I have been exposed to Microsoft Dynamics 365 Customer Service for over six years. Our typical client is a hundred-billion-dollar company with 10,000 to 20,000 agents who use Microsoft Dynamics 365 Customer Service as a ticketing system. As you can imagine, nothing involving 10,000 people is easy or something that one person can do. At an enterprise level with 10,000-plus agents or a few thousands of agents, implementation takes approximately six months. All of them have private cloud.
It is very good because you can activate this and integrate it across any channel. Because of its integration, it can seamlessly adapt to any kind of channel up front.
Microsoft Dynamics 365 Customer Service is quite easy to use. It is very well integrated with Microsoft Teams and 365 as an overall platform. You can integrate it easily with AI, Microsoft Copilot and Power Automate. The call logs, the history, the data structures, and the visuals are simple and intuitive enough.
The benefit is the purpose that ticketing serves. All these organizations need ticketing as a functionality with Microsoft Dynamics 365 Customer Service. They need to create tickets or issues that then get tracked through the organization as it flows. Ticketing is used whenever a customer has an issue that you want to take a record of and track through till closure.
The place where you can define the rules is at the back end. That module, where you write the assignment rules or the skill set rules or prioritization rules, has very limited flexibility in these rules engines. More flexible rule-defining back ends that you can customize to your business context more closely than you can right now would be better.
Customization for the information design in Microsoft Dynamics 365 Customer Service is needed. The foundational information that goes into service management comes as foundational information that you need to program into or load into the service management platform. Right now, you need to change the rules to load them in the format that is required, and this should not be happening.
AI capabilities in Microsoft Dynamics 365 Customer Service are more focused on the productivity aspects and the backend aspects. It is not personalizing interactions. The CRM part is more where these kinds of front-end customer personalizations take place.
Implementation is not done by one person. The companies and scale that we are talking about are deployments covering thousands of agents and users. When somebody is doing a ticketing system transition at an enterprise level, it is obviously a complex affair involving hundreds of people and tens of teams at various points in the transition or implementation life cycle.
For a 200-member company with 10 people in customer support, it is probably the same as a Freshworks or ServiceNow. It does not matter what you use.
There is a whole team of specialists to plan for it, deploy, change management, technology, business, and everything.
The choice between Microsoft Dynamics or something else depends on the scale at which you are going to use these tools and the customization with which you need to define your workflows. The pricing of Microsoft Dynamics 365 Customer Service is on par with other enterprise-grade tools. Compared to ServiceNow, Dynamics is priced similarly. Freshworks is on par with Zendesk and slightly less expensive than Dynamics and ServiceNow. Below Freshworks or Zendesk are Zoho and other cheap ticketing tools for small and medium businesses.

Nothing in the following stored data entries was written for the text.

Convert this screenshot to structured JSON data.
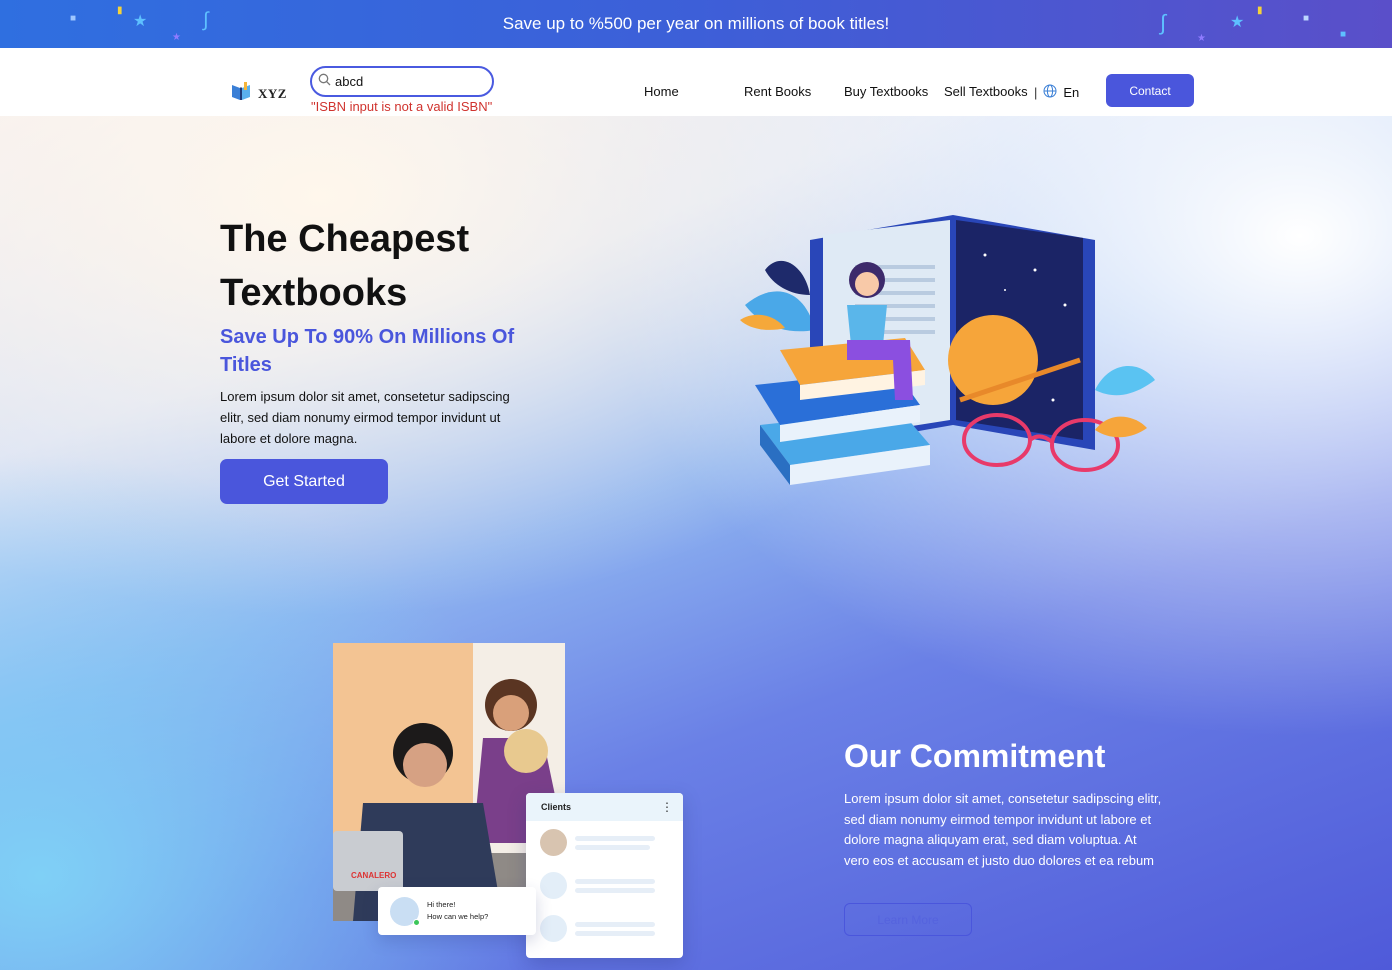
{
  "promo": {
    "text": "Save up to %500 per year on millions of book titles!"
  },
  "header": {
    "logo_text": "XYZ",
    "search": {
      "value": "abcd",
      "placeholder": "",
      "error": "\"ISBN input is not a valid ISBN\""
    },
    "nav": [
      {
        "label": "Home"
      },
      {
        "label": "Rent Books"
      },
      {
        "label": "Buy Textbooks"
      },
      {
        "label": "Sell Textbooks"
      }
    ],
    "language": "En",
    "contact_label": "Contact"
  },
  "hero": {
    "title": "The Cheapest Textbooks",
    "subtitle": "Save Up To 90% On Millions Of Titles",
    "body": "Lorem ipsum dolor sit amet, consetetur sadipscing elitr, sed diam nonumy eirmod tempor invidunt ut labore et dolore magna.",
    "cta_label": "Get Started"
  },
  "commitment": {
    "title": "Our Commitment",
    "body": "Lorem ipsum dolor sit amet, consetetur sadipscing elitr, sed diam nonumy eirmod tempor invidunt ut labore et dolore magna aliquyam erat, sed diam voluptua. At vero eos et accusam et justo duo dolores et ea rebum",
    "cta_label": "Learn More",
    "clients_card": {
      "title": "Clients"
    },
    "chat_card": {
      "line1": "Hi there!",
      "line2": "How can we help?"
    }
  },
  "colors": {
    "primary": "#4a56dc",
    "error": "#d0332e",
    "promo_start": "#2f6fe0",
    "promo_end": "#5a4fc9"
  }
}
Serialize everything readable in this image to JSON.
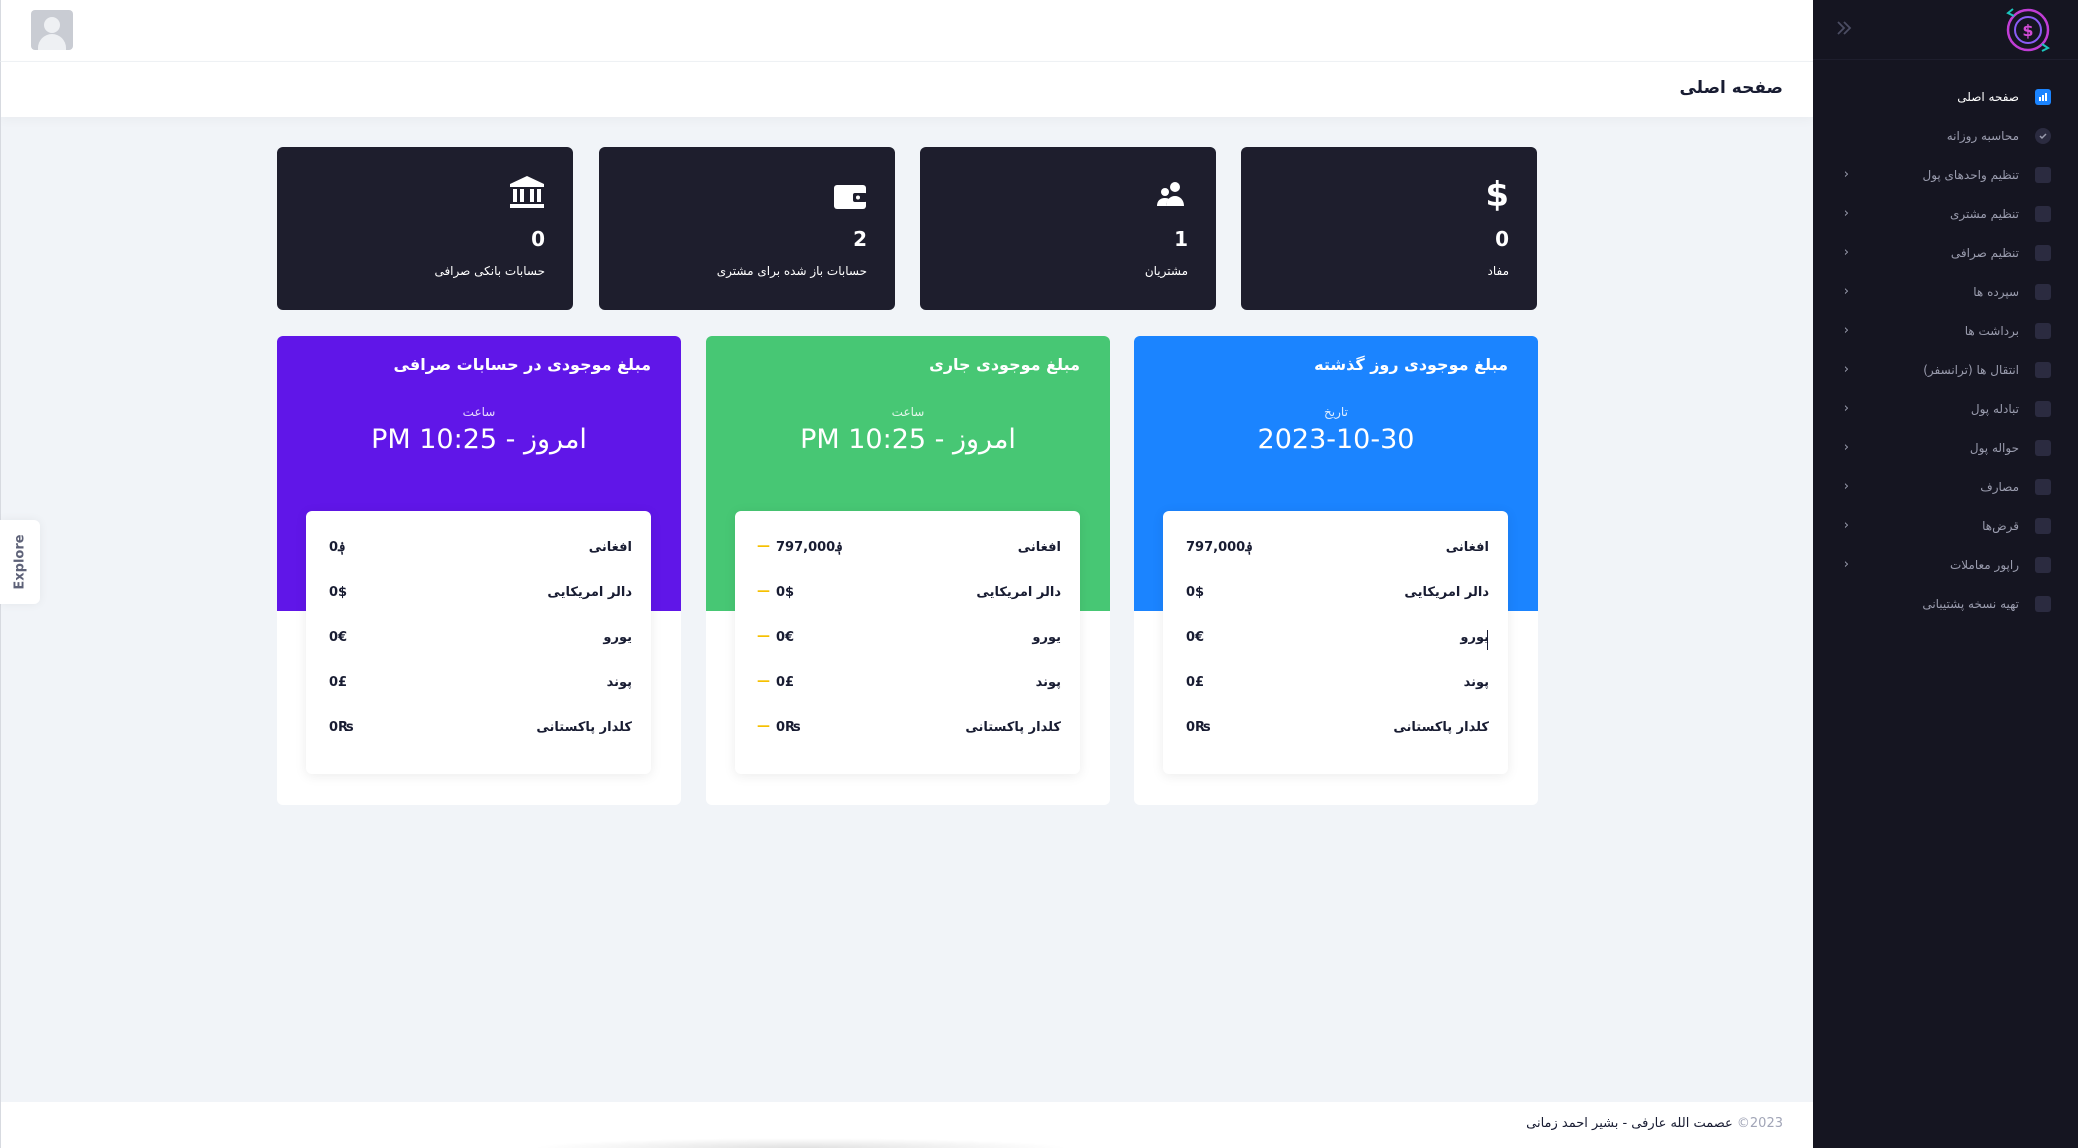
{
  "page_title": "صفحه اصلی",
  "sidebar": {
    "items": [
      {
        "label": "صفحه اصلی",
        "icon": "chart-icon",
        "active": true,
        "has_arrow": false
      },
      {
        "label": "محاسبه روزانه",
        "icon": "check-circle-icon",
        "active": false,
        "has_arrow": false
      },
      {
        "label": "تنظیم واحدهای پول",
        "icon": "currency-icon",
        "active": false,
        "has_arrow": true
      },
      {
        "label": "تنظیم مشتری",
        "icon": "card-icon",
        "active": false,
        "has_arrow": true
      },
      {
        "label": "تنظیم صرافی",
        "icon": "grid-icon",
        "active": false,
        "has_arrow": true
      },
      {
        "label": "سپرده ها",
        "icon": "plus-icon",
        "active": false,
        "has_arrow": true
      },
      {
        "label": "برداشت ها",
        "icon": "minus-icon",
        "active": false,
        "has_arrow": true
      },
      {
        "label": "انتقال ها (ترانسفر)",
        "icon": "transfer-icon",
        "active": false,
        "has_arrow": true
      },
      {
        "label": "تبادله پول",
        "icon": "exchange-icon",
        "active": false,
        "has_arrow": true
      },
      {
        "label": "حواله پول",
        "icon": "bank-icon",
        "active": false,
        "has_arrow": true
      },
      {
        "label": "مصارف",
        "icon": "expense-icon",
        "active": false,
        "has_arrow": true
      },
      {
        "label": "قرض‌ها",
        "icon": "folder-icon",
        "active": false,
        "has_arrow": true
      },
      {
        "label": "راپور معاملات",
        "icon": "report-icon",
        "active": false,
        "has_arrow": true
      },
      {
        "label": "تهیه نسخه پشتیبانی",
        "icon": "backup-icon",
        "active": false,
        "has_arrow": false
      }
    ]
  },
  "stats": [
    {
      "icon": "dollar-icon",
      "value": "0",
      "label": "مفاد"
    },
    {
      "icon": "users-icon",
      "value": "1",
      "label": "مشتریان"
    },
    {
      "icon": "wallet-icon",
      "value": "2",
      "label": "حسابات باز شده برای مشتری"
    },
    {
      "icon": "bank-icon",
      "value": "0",
      "label": "حسابات بانکی صرافی"
    }
  ],
  "balances": [
    {
      "title": "مبلغ موجودی روز گذشته",
      "sub_label": "تاریخ",
      "main_value": "2023-10-30",
      "color": "#1b84ff",
      "show_dash": false,
      "rows": [
        {
          "name": "افغانی",
          "amount": "797,000؋"
        },
        {
          "name": "دالر امریکایی",
          "amount": "0$"
        },
        {
          "name": "یورو",
          "amount": "0€"
        },
        {
          "name": "پوند",
          "amount": "0£"
        },
        {
          "name": "کلدار پاکستانی",
          "amount": "0₨"
        }
      ]
    },
    {
      "title": "مبلغ موجودی جاری",
      "sub_label": "ساعت",
      "main_value": "امروز - 10:25 PM",
      "color": "#47c774",
      "show_dash": true,
      "rows": [
        {
          "name": "افغانی",
          "amount": "797,000؋"
        },
        {
          "name": "دالر امریکایی",
          "amount": "0$"
        },
        {
          "name": "یورو",
          "amount": "0€"
        },
        {
          "name": "پوند",
          "amount": "0£"
        },
        {
          "name": "کلدار پاکستانی",
          "amount": "0₨"
        }
      ]
    },
    {
      "title": "مبلغ موجودی در حسابات صرافی",
      "sub_label": "ساعت",
      "main_value": "امروز - 10:25 PM",
      "color": "#6016e8",
      "show_dash": false,
      "rows": [
        {
          "name": "افغانی",
          "amount": "0؋"
        },
        {
          "name": "دالر امریکایی",
          "amount": "0$"
        },
        {
          "name": "یورو",
          "amount": "0€"
        },
        {
          "name": "پوند",
          "amount": "0£"
        },
        {
          "name": "کلدار پاکستانی",
          "amount": "0₨"
        }
      ]
    }
  ],
  "dash_symbol": "—",
  "explore_label": "Explore",
  "footer": {
    "year": "2023©",
    "authors": "عصمت الله عارفی - بشیر احمد زمانی"
  }
}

There is no challenge specific to Microsoft Dynamics 365 Customer Service as a platform, but any company that is adopting a new ticketing system will have multiple challenges that they face, which is why consultants exist to help them through it. Microsoft Dynamics 365 Customer Service offers standard dashboards that report the number of cases, the number of tickets created, aging analysis, how old each ticket is, how many collaborator hands it has been to, and how many times it has been assigned. You can pull out all of this information or see it easily. It integrates well into Power BI, Microsoft's business intelligence tool, so you can create whatever dashboard you want on Power BI with these data points.
The benefit is the purpose that ticketing serves. If it is a software company, you are paying for their customer support. If it is any kind of company, whether an electronics goods company or a retail company or a consumer goods company that is selling clothes, everybody calls in to get exchanges done, repairs done, or whatever else. It is important to do that work in a structured manner.
Microsoft Dynamics 365 Customer Service is enterprise-grade. If you have 5,000, 10,000, or 20,000 employees who are involved in the business of resolving tickets and providing customer support or who are part of these kinds of processes, that is when Dynamics really shines. I would rate this product a 9 out of 10.